Quando a mente esta livre das concepções distrativas, ela se torna calma e branda. Quando desfrutando de paz interior e felicidade, nosso anseio por fontes exteriores de prazer diminui e facilmente nos contentamos.
Concentração pura também contribui para tornar nosso corpo e mente confortáveis, flexíveis e fáceis de serem usados na prática do Darma. Esta prestimosidade da mente, denominada de maleabilidade , é um dos principais benefícios da concentração. Embora já tenhamos um certo grau de concentração ao meditar, ela é ainda relativamente fraca e dura pouco; logo, produz uma maleabilidade difícil de ser identificada. Entretanto, conforme a concentração se fortalecer e estabilizar, nossa maleabilidade também será aperfeiçoada.
Não é apenas a intensidade da maleabilidade o que importa, também é preciso que ela seja firme e duradoura. Se tivermos maleabilidade 24 horas por dia, acharemos sempre fácil praticar ações virtuosas, pois nunca sentiremos cansaço físico ou mental. Além disso, sempre nos deliciaremos ao ouvir e contemplar os ensinamentos de Darma e ao editar sobre eles.

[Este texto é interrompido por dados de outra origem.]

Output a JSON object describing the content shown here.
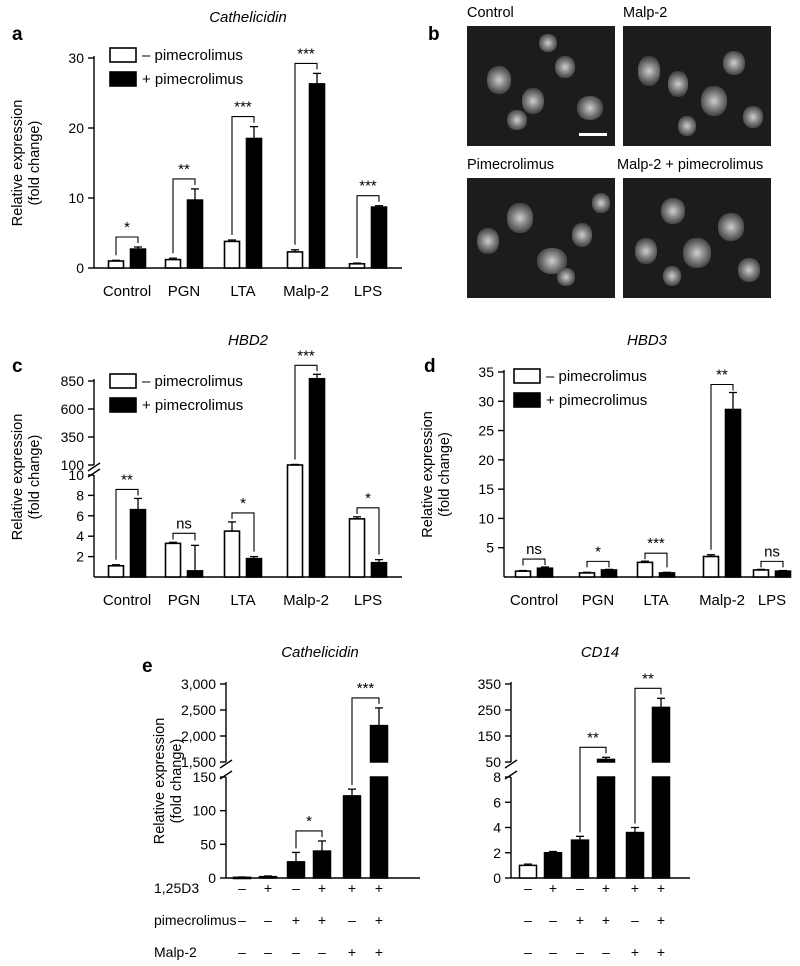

Praticando o Darma com essa alegria, não acharemos difícil conquistar os cinco caminhos, os dez solos e as realizações dos dois estágios do tantra.
A é o verdadeiro oponente à preguiça. Segundo o Darma, a preguiça não é apenas ócio e apego por dormir, mas qualquer mente pouco disposta a se envolver em atividades virtuosas. Não há nenhuma tarefa espiritual mais importante do que eliminar nossa preguiça. Com maleabilidade, atividades virtuosas, tais como contemplar ou meditar se tornam um prazer e não sentimos nenhuma relutância em praticá-las. A aquisição da maleabilidade depende de concentração, a concentração depende de esforço, o esforço depende de aspiração e a aspiração depende de reconhecermos os benefícios da concentração. As pessoas comuns consideram os prazeres samsáricos , as posses e o dinheiro como benefícios; logo, investem todos seu esforço para obter essas coisas. Os praticante de Darma, contudo, enxergam os grandes benefícios da concentração e, para alcançá-la, empenham-se com sinceridade.
A concentração nos dá liberdade para atingir qualquer coisa que queiramos. Sem ela, nossa mente não tem liberdade e é forçada a ir aonde que o apego, o ódio e outras delusões a levem. Alguém que tenha concentração firme e virtuosa terá controle mental e sua mente lhe obedecerá em tudo, como um cavalo bem treinado que segue seu cavaleiro.
Aperfeiçoando nossa concentração, podemos atingir o tranqüilo-permanecer, a visão superior, a clarividência e poderes miraculosos e contemplar todos os caminhos que conduzem à iluminação. Porém, se não tivermos concentração, seremos incapazes de progredir nos caminhos e solos do mahayana; logo, não conseguiremos alcançar a budeidade. Sendo assim, todas as conquistas mundanas e supramundanas dependem da concentração.
Precisamos de concentração não apenas nas meditações formais, mas também quando estamos ouvindo ensinamentos ou lendo livros de Darma. Por exemplo, se lermos com uma mente distraída , não entenderemos com clareza o significado de nossa leitura. Talvez isso nos leve a pensar que a culpa é do livro, quando a falha, de fato, está na nossa mente distraída.